Que se passe-t-il aux extrémités du supermarché identitaire pour les imaginaires identitarismes ultra ? Il ne sera plus question de signifiants suggérés par le Marché qui produit le sujet ultralibéral idéal, fluide et interchangeable, mais des identitarismes ultra et de leurs imaginaires qui se déclinent de façon fixiste et essentialiste. L’alibi identitaire du mainstream produit des mythologies qui fétichisent le passé, l’enracinement et la clôture, idolâtrant la race, le sexe biologique comme données et non comme construits. Ces imaginaires sont nourris par différents phénomènes de savoir-faire, de gestes et de symboles qui se recentrent autour de catégories simplificatrices dont la fonction est de produire un sujet idéal, l’incarnation de l’esprit de groupe. Il s’agit d’une esthétique totalitaire où la subjectivité produite par le groupe et le sujet n’est plus que la partie du tout. Deviendrait-il une simple particule du tout ? Avec le régime identitaire, nous avons à faire à un monde construit sur le systémique, et comme le précise l’auteur, ce systémisme a pour effet de proposer de nombreuses possibilités d’actions dans l’ici et maintenant, mais aussi l’alignement des préférences, la réduction des choix sensibles à une signalétique et un ensemble de techniques dans le but de propager des goûts qui se transformeront en choix.
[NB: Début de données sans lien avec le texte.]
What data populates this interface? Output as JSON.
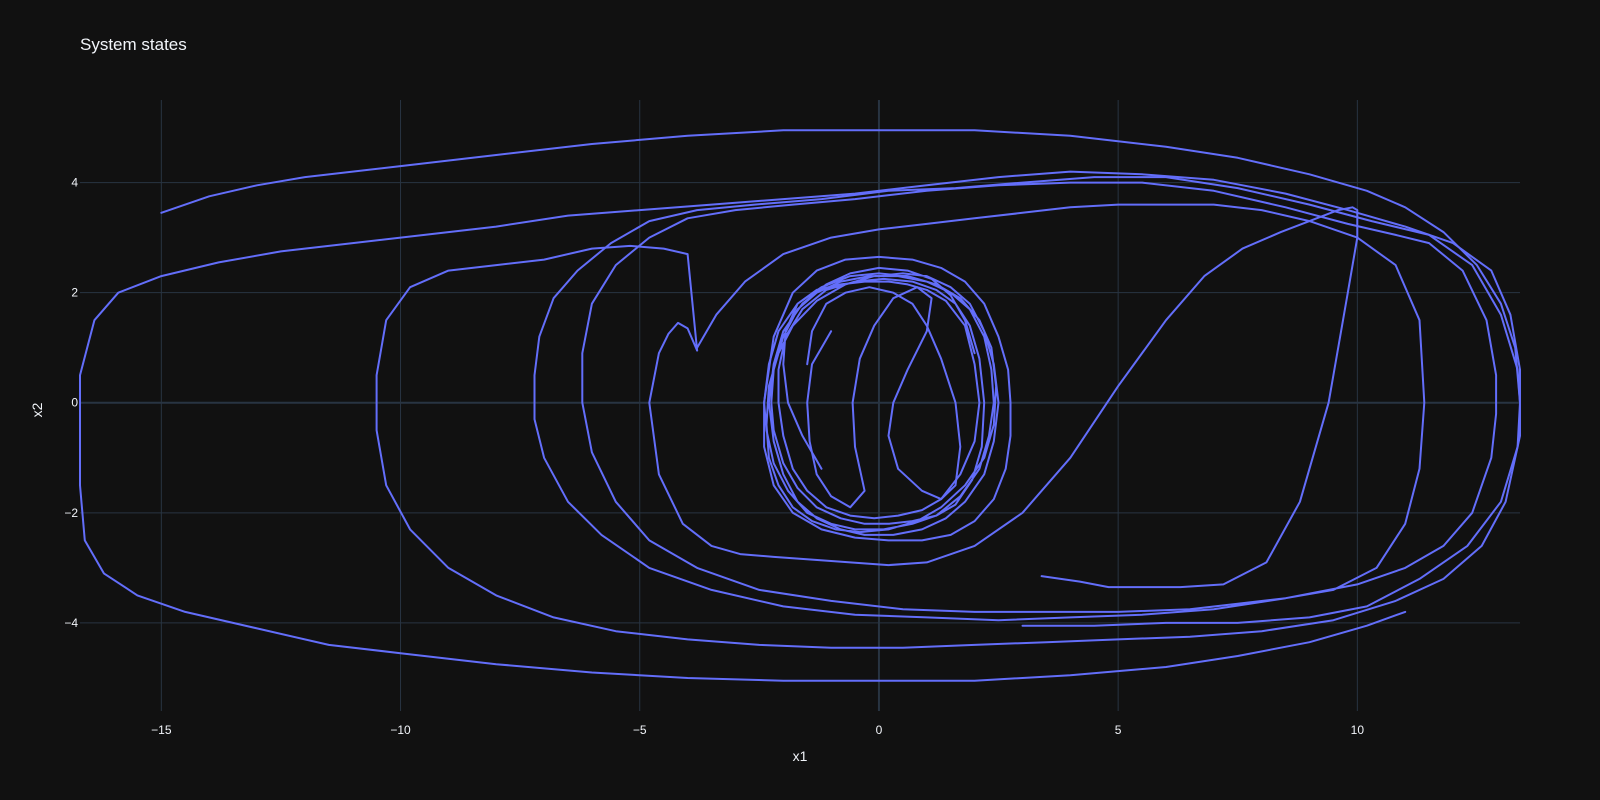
{
  "chart_data": {
    "type": "line",
    "title": "System states",
    "xlabel": "x1",
    "ylabel": "x2",
    "xlim": [
      -16.7,
      13.4
    ],
    "ylim": [
      -5.6,
      5.5
    ],
    "xticks": [
      -15,
      -10,
      -5,
      0,
      5,
      10
    ],
    "yticks": [
      -4,
      -2,
      0,
      2,
      4
    ],
    "xtick_labels": [
      "−15",
      "−10",
      "−5",
      "0",
      "5",
      "10"
    ],
    "ytick_labels": [
      "−4",
      "−2",
      "0",
      "2",
      "4"
    ],
    "grid": true,
    "legend": false,
    "colors": {
      "background": "#111111",
      "grid": "#283442",
      "text": "#f2f5fa",
      "series": "#636efa"
    },
    "series": [
      {
        "color": "#636efa",
        "x": [
          -3.8,
          -4.0,
          -4.2,
          -4.4,
          -4.6,
          -4.8,
          -4.6,
          -4.1,
          -3.5,
          -2.9,
          -2.2,
          -1.4,
          -0.6,
          0.2,
          1.0,
          2.0,
          3.0,
          4.0,
          5.0,
          6.0,
          6.8,
          7.6,
          8.4,
          9.0,
          9.6,
          9.9,
          10.0,
          10.0,
          9.8,
          9.4,
          8.8,
          8.1,
          7.2,
          6.3,
          5.5,
          4.8,
          4.2,
          3.4
        ],
        "y": [
          0.95,
          1.35,
          1.45,
          1.25,
          0.9,
          0.0,
          -1.3,
          -2.2,
          -2.6,
          -2.75,
          -2.8,
          -2.85,
          -2.9,
          -2.95,
          -2.9,
          -2.6,
          -2.0,
          -1.0,
          0.3,
          1.5,
          2.3,
          2.8,
          3.1,
          3.3,
          3.5,
          3.55,
          3.5,
          3.0,
          2.0,
          0.0,
          -1.8,
          -2.9,
          -3.3,
          -3.35,
          -3.35,
          -3.35,
          -3.25,
          -3.15
        ]
      },
      {
        "color": "#636efa",
        "x": [
          -3.8,
          -3.4,
          -2.8,
          -2.0,
          -1.0,
          0.0,
          1.0,
          2.0,
          3.0,
          4.0,
          5.0,
          6.0,
          7.0,
          8.0,
          9.0,
          10.0,
          10.8,
          11.3,
          11.4,
          11.3,
          11.0,
          10.4,
          9.5,
          8.5,
          7.5,
          6.5,
          5.0,
          3.5,
          2.0,
          0.5,
          -1.0,
          -2.5,
          -3.8,
          -4.8,
          -5.5,
          -6.0,
          -6.2,
          -6.2,
          -6.0,
          -5.5,
          -4.8,
          -4.0,
          -3.0,
          -1.8,
          -0.5,
          1.0,
          2.5,
          4.0,
          5.5,
          7.0,
          8.5,
          9.8,
          10.8,
          11.5,
          12.2,
          12.7,
          12.9,
          12.9,
          12.8,
          12.4,
          11.8,
          11.0,
          10.0,
          8.5,
          7.0,
          5.5,
          4.0,
          2.5,
          1.0,
          -0.5,
          -2.0,
          -3.5,
          -4.8,
          -5.8,
          -6.5,
          -7.0,
          -7.2,
          -7.2,
          -7.1,
          -6.8,
          -6.3,
          -5.6,
          -4.8,
          -3.8,
          -2.6,
          -1.2,
          0.2,
          1.6,
          3.0,
          4.5,
          6.0,
          7.5,
          9.0,
          10.3,
          11.5,
          12.4,
          13.0,
          13.35,
          13.4,
          13.35,
          13.0,
          12.3,
          11.3,
          10.2,
          9.0,
          7.5,
          6.0,
          4.5,
          3.0
        ],
        "y": [
          1.0,
          1.6,
          2.2,
          2.7,
          3.0,
          3.15,
          3.25,
          3.35,
          3.45,
          3.55,
          3.6,
          3.6,
          3.6,
          3.5,
          3.3,
          3.0,
          2.5,
          1.5,
          0.0,
          -1.2,
          -2.2,
          -3.0,
          -3.4,
          -3.55,
          -3.65,
          -3.75,
          -3.8,
          -3.8,
          -3.8,
          -3.75,
          -3.6,
          -3.4,
          -3.0,
          -2.5,
          -1.8,
          -0.9,
          0.0,
          0.9,
          1.8,
          2.5,
          3.0,
          3.35,
          3.5,
          3.6,
          3.7,
          3.85,
          3.95,
          4.0,
          4.0,
          3.85,
          3.55,
          3.25,
          3.05,
          2.9,
          2.4,
          1.5,
          0.5,
          -0.2,
          -1.0,
          -2.0,
          -2.6,
          -3.0,
          -3.3,
          -3.55,
          -3.75,
          -3.85,
          -3.9,
          -3.95,
          -3.9,
          -3.85,
          -3.7,
          -3.4,
          -3.0,
          -2.4,
          -1.8,
          -1.0,
          -0.3,
          0.5,
          1.2,
          1.9,
          2.4,
          2.9,
          3.3,
          3.5,
          3.6,
          3.7,
          3.85,
          3.9,
          4.0,
          4.1,
          4.1,
          3.9,
          3.6,
          3.3,
          3.05,
          2.5,
          1.6,
          0.6,
          0.0,
          -0.8,
          -1.8,
          -2.6,
          -3.2,
          -3.7,
          -3.9,
          -4.0,
          -4.0,
          -4.05,
          -4.05
        ]
      },
      {
        "color": "#636efa",
        "x": [
          -3.8,
          -4.0,
          -4.5,
          -5.2,
          -6.0,
          -7.0,
          -8.0,
          -9.0,
          -9.8,
          -10.3,
          -10.5,
          -10.5,
          -10.3,
          -9.8,
          -9.0,
          -8.0,
          -6.8,
          -5.5,
          -4.0,
          -2.5,
          -1.0,
          0.5,
          2.0,
          3.5,
          5.0,
          6.5,
          8.0,
          9.5,
          10.8,
          11.8,
          12.6,
          13.1,
          13.4,
          13.4,
          13.2,
          12.8,
          12.0,
          11.0,
          9.8,
          8.5,
          7.0,
          5.5,
          4.0,
          2.5,
          1.0,
          -0.5,
          -2.0,
          -3.5,
          -5.0,
          -6.5,
          -8.0,
          -9.5,
          -11.0,
          -12.5,
          -13.8,
          -15.0,
          -15.9,
          -16.4,
          -16.7,
          -16.7,
          -16.6,
          -16.2,
          -15.5,
          -14.5,
          -13.0,
          -11.5,
          -10.0,
          -8.0,
          -6.0,
          -4.0,
          -2.0,
          0.0,
          2.0,
          4.0,
          6.0,
          7.5,
          9.0,
          10.2,
          11.0
        ],
        "y": [
          0.95,
          2.7,
          2.8,
          2.85,
          2.8,
          2.6,
          2.5,
          2.4,
          2.1,
          1.5,
          0.5,
          -0.5,
          -1.5,
          -2.3,
          -3.0,
          -3.5,
          -3.9,
          -4.15,
          -4.3,
          -4.4,
          -4.45,
          -4.45,
          -4.4,
          -4.35,
          -4.3,
          -4.25,
          -4.15,
          -3.95,
          -3.6,
          -3.2,
          -2.6,
          -1.8,
          -0.6,
          0.6,
          1.6,
          2.4,
          2.9,
          3.2,
          3.5,
          3.8,
          4.05,
          4.15,
          4.2,
          4.1,
          3.95,
          3.8,
          3.7,
          3.6,
          3.5,
          3.4,
          3.2,
          3.05,
          2.9,
          2.75,
          2.55,
          2.3,
          2.0,
          1.5,
          0.5,
          -1.5,
          -2.5,
          -3.1,
          -3.5,
          -3.8,
          -4.1,
          -4.4,
          -4.55,
          -4.75,
          -4.9,
          -5.0,
          -5.05,
          -5.05,
          -5.05,
          -4.95,
          -4.8,
          -4.6,
          -4.35,
          -4.05,
          -3.8
        ]
      },
      {
        "color": "#636efa",
        "x": [
          -15.0,
          -14.0,
          -13.0,
          -12.0,
          -10.0,
          -8.0,
          -6.0,
          -4.0,
          -2.0,
          0.0,
          2.0,
          4.0,
          6.0,
          7.5,
          9.0,
          10.2,
          11.0,
          11.8,
          12.5,
          13.0,
          13.3,
          13.4
        ],
        "y": [
          3.45,
          3.75,
          3.95,
          4.1,
          4.3,
          4.5,
          4.7,
          4.85,
          4.95,
          4.95,
          4.95,
          4.85,
          4.65,
          4.45,
          4.15,
          3.85,
          3.55,
          3.1,
          2.5,
          1.8,
          1.0,
          0.0
        ]
      },
      {
        "color": "#636efa",
        "x": [
          -1.2,
          -1.6,
          -1.9,
          -2.0,
          -1.95,
          -1.7,
          -1.3,
          -0.8,
          -0.3,
          0.2,
          0.6,
          1.0,
          1.4,
          1.8,
          2.0,
          2.1,
          2.0,
          1.7,
          1.3,
          0.9,
          0.4,
          -0.1,
          -0.6,
          -1.1,
          -1.5,
          -1.8,
          -2.0,
          -2.1,
          -2.1,
          -1.95,
          -1.6,
          -1.1,
          -0.5,
          0.1,
          0.7,
          1.2,
          1.6,
          1.9,
          2.1,
          2.2,
          2.15,
          1.95,
          1.6,
          1.2,
          0.7,
          0.2,
          -0.3,
          -0.8,
          -1.3,
          -1.7,
          -2.0,
          -2.2,
          -2.25,
          -2.2,
          -2.0,
          -1.7,
          -1.3,
          -0.8,
          -0.2,
          0.4,
          1.0,
          1.5,
          1.9,
          2.2,
          2.35,
          2.4,
          2.3,
          2.1,
          1.7,
          1.2,
          0.7,
          0.1,
          -0.5,
          -1.0,
          -1.5,
          -1.9,
          -2.2,
          -2.35,
          -2.4,
          -2.3,
          -2.1,
          -1.7,
          -1.2,
          -0.6,
          0.0,
          0.6,
          1.2,
          1.7,
          2.1,
          2.35,
          2.45,
          2.4,
          2.2,
          1.8,
          1.3,
          0.8,
          0.2,
          -0.4,
          -0.9,
          -1.4,
          -1.8,
          -2.1,
          -2.3,
          -2.35,
          -2.3,
          -2.1,
          -1.8,
          -1.3,
          -0.7,
          -0.1,
          0.5,
          1.0,
          1.5,
          1.9,
          2.2,
          2.4,
          2.5,
          2.4,
          2.2,
          1.8,
          1.4,
          0.9,
          0.3,
          -0.3,
          -0.8,
          -1.3,
          -1.7,
          -2.0,
          -2.2,
          -2.3,
          -2.2,
          -2.0,
          -1.6,
          -1.1,
          -0.6,
          0.0,
          0.6,
          1.1,
          1.5,
          1.8,
          2.0
        ],
        "y": [
          -1.2,
          -0.6,
          0.0,
          0.7,
          1.3,
          1.8,
          2.05,
          2.15,
          2.2,
          2.2,
          2.15,
          2.05,
          1.85,
          1.4,
          0.7,
          0.0,
          -0.7,
          -1.3,
          -1.75,
          -1.95,
          -2.05,
          -2.1,
          -2.05,
          -1.9,
          -1.6,
          -1.2,
          -0.6,
          0.0,
          0.6,
          1.2,
          1.7,
          2.05,
          2.2,
          2.25,
          2.2,
          2.05,
          1.8,
          1.4,
          0.8,
          0.0,
          -0.8,
          -1.4,
          -1.85,
          -2.05,
          -2.15,
          -2.2,
          -2.2,
          -2.1,
          -1.9,
          -1.55,
          -1.1,
          -0.5,
          0.0,
          0.6,
          1.2,
          1.7,
          2.0,
          2.2,
          2.3,
          2.3,
          2.2,
          2.0,
          1.7,
          1.2,
          0.6,
          0.0,
          -0.6,
          -1.2,
          -1.7,
          -2.05,
          -2.2,
          -2.3,
          -2.3,
          -2.2,
          -2.0,
          -1.6,
          -1.1,
          -0.5,
          0.0,
          0.7,
          1.3,
          1.8,
          2.1,
          2.3,
          2.35,
          2.3,
          2.15,
          1.9,
          1.5,
          1.0,
          0.3,
          -0.4,
          -1.0,
          -1.5,
          -1.9,
          -2.15,
          -2.3,
          -2.35,
          -2.3,
          -2.15,
          -1.9,
          -1.5,
          -1.0,
          -0.4,
          0.3,
          0.9,
          1.4,
          1.85,
          2.15,
          2.3,
          2.35,
          2.3,
          2.1,
          1.8,
          1.3,
          0.7,
          0.0,
          -0.7,
          -1.3,
          -1.8,
          -2.1,
          -2.3,
          -2.4,
          -2.4,
          -2.3,
          -2.1,
          -1.8,
          -1.3,
          -0.7,
          0.0,
          0.7,
          1.3,
          1.8,
          2.15,
          2.35,
          2.45,
          2.4,
          2.25,
          1.95,
          1.5,
          0.9
        ]
      },
      {
        "color": "#636efa",
        "x": [
          -2.4,
          -2.2,
          -1.8,
          -1.3,
          -0.7,
          0.0,
          0.7,
          1.3,
          1.8,
          2.2,
          2.5,
          2.7,
          2.75,
          2.75,
          2.65,
          2.4,
          2.0,
          1.5,
          0.9,
          0.2,
          -0.5,
          -1.2,
          -1.8,
          -2.2,
          -2.4,
          -2.4
        ],
        "y": [
          0.0,
          1.2,
          2.0,
          2.4,
          2.6,
          2.65,
          2.6,
          2.45,
          2.2,
          1.8,
          1.2,
          0.6,
          0.0,
          -0.6,
          -1.2,
          -1.75,
          -2.15,
          -2.4,
          -2.5,
          -2.5,
          -2.45,
          -2.3,
          -2.0,
          -1.5,
          -0.8,
          0.0
        ]
      },
      {
        "color": "#636efa",
        "x": [
          -1.0,
          -1.4,
          -1.5,
          -1.45,
          -1.3,
          -1.0,
          -0.6,
          -0.3,
          -0.5,
          -0.55,
          -0.4,
          -0.1,
          0.3,
          0.8,
          1.1,
          1.0,
          0.6,
          0.3,
          0.2,
          0.4,
          0.9,
          1.3,
          1.6,
          1.7,
          1.6,
          1.3,
          1.0,
          0.7,
          0.3,
          -0.2,
          -0.7,
          -1.1,
          -1.4,
          -1.5
        ],
        "y": [
          1.3,
          0.7,
          0.0,
          -0.7,
          -1.3,
          -1.7,
          -1.9,
          -1.6,
          -0.8,
          0.0,
          0.8,
          1.4,
          1.9,
          2.1,
          1.9,
          1.3,
          0.6,
          0.0,
          -0.6,
          -1.2,
          -1.6,
          -1.75,
          -1.5,
          -0.8,
          0.0,
          0.8,
          1.4,
          1.8,
          2.0,
          2.1,
          2.0,
          1.8,
          1.3,
          0.7
        ]
      }
    ]
  }
}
Cet ouvrage nous fait saisir à quel point l’identitaire ne vit pas dans le même monde que le démocrate. Celui-ci fait vivre dans l’espace public le débat et la contradiction, et l’espace du symbolique se fait dès le partage du sensible. La démocratie fait appel à l’éthique à travers le politique or son déni participe sans doute de tous les totalitarismes. L’identitaire émerge d’une crise mimétique généralisée assurant une continuité effective entre le collectif et l’individu qui en fait partie, et il n’est pas le sujet de l’inconscient de la psychanalyse. L’identitaire occupe un monde intégralement territorialisé, tribalisé et in fine dépolitisé laissant advenir « la panique identitaire » soulevant des impensés les plus archaïques qui n’ont pu se psychiser faute d’enveloppes suffisamment contenantes car reléguées au champ de l’apparence.
Isabelle Barbéris nous propose donc une étude passionnante bien que parfois un peu dense de l’âge identitaire à partir des discours et une abondance de visuels depuis la publicité, la mode, le cinéma et les séries mais aussi les tags et les artefacts de l’art subventionné dans une esthétique propice à la surinterprétation permettant aux lecteurs de mieux saisir la violence qui se propage dans l’actuel. La panique identitaire découle d’une adhésion, au sens d’adhésivité, au pur plaisir immédiat sans qu’il y ait recours à l’écart de la réflexion et à la dialectique, comme à l’esprit qui ne met pas sur le même plan le visible et le non visible, et ce par le culte de l’expressivité.